Les Décombres
Partout, à Budapest, à Bucarest, à Cracovie, dans un couloir de wagon ou dans la maison d’un grand personnage politique, comme le séduisant et intelligent Manoïlesco alors en disgrâce et gardé à vue pour crime de fascisme sur une plage de la mer Noire, on m’avait entretenu de la fâcheuse mine de l’Europe et des risques de guerre. Le général Antonesco {10} était le plus soucieux. En résidence forcée lui aussi, il m’avait accueilli sur la route devant sa villa de Predeal, le seul endroit où ses domestiques ne pussent l’espionner. Il avait le visage tanné et coloré et le veston de tweed d’un colonial britannique. Certains de ses compatriotes, vraiment mal renseignés, le trouvaient même un peu trop anglophile ! Il m’avait parlé de mon pays avec une amitié intelligente et attristée, et de son cher Codreanu, captif du roi [bandit] Carol, dont le sort l’alarmait, hélas ! à juste titre. La discussion s’égarait un peu avec certains autres Roumains, grands experts en jongleries de droit international et intrépides pour condamner juridiquement la plus petite égratignure à leurs frontières. Mais ils n’étaient pas moins farouchement décidés à laisser la Tchécoslovaquie, puisque Tchécoslovaquie il y avait, se débrouiller toute seule entre ses Sudètes et Hitler. Nous avions encore vu juste dans nos propres campagnes de Paris sur la fiction de la Petite-Entente et l’horreur des Balkans pour le candidat-dictateur de cette Petite-Entente, l’ambitieux maçon Edouard Benès.

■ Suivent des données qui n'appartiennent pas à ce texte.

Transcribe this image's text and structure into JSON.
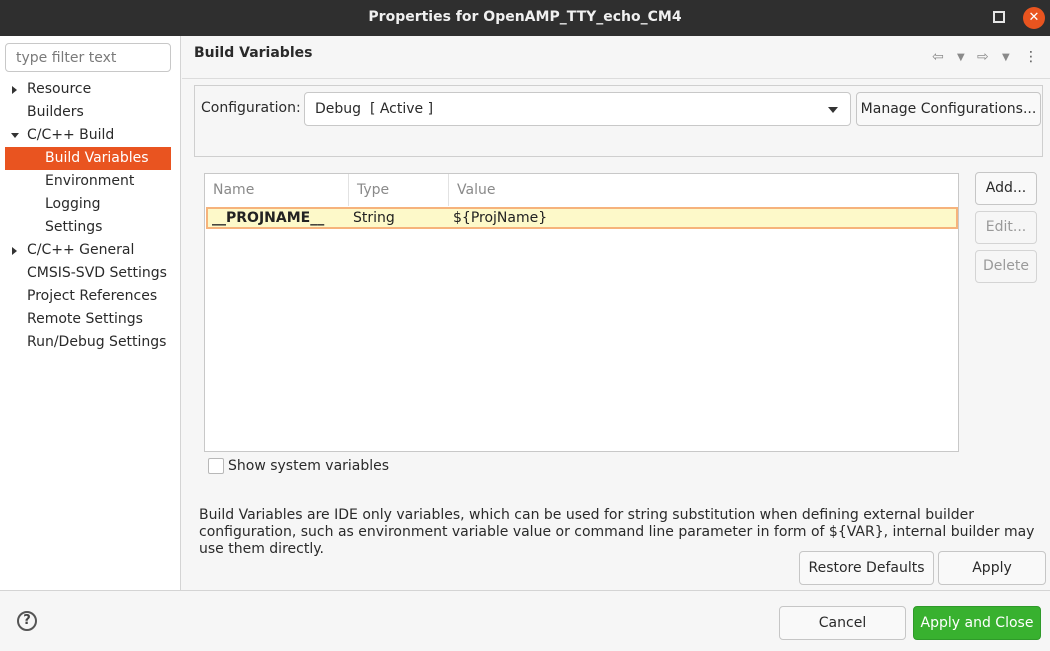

J’affirmais à qui voulait l’entendre que la France fulminerait encore sa plus belle et solennelle protestation, mais qu’elle ne tirerait pas un coup de fusil pour les Tchèques. J’avais très rarement besoin d’insister. La France ne comptait plus depuis qu’elle avait par deux fois, sans une réaction, toléré Blum pour maître. Si par hasard on m’alléguait l’honnêteté possible de Daladier, je dépeignais l’homme qui après avoir fait vingt-trois morts par son impuissance, avait passé la nuit du 6 février, la nuit de sa vie, à compulser les Dalloz pour y trouver un précédent lui permettant de décréter l’état de siège à Paris.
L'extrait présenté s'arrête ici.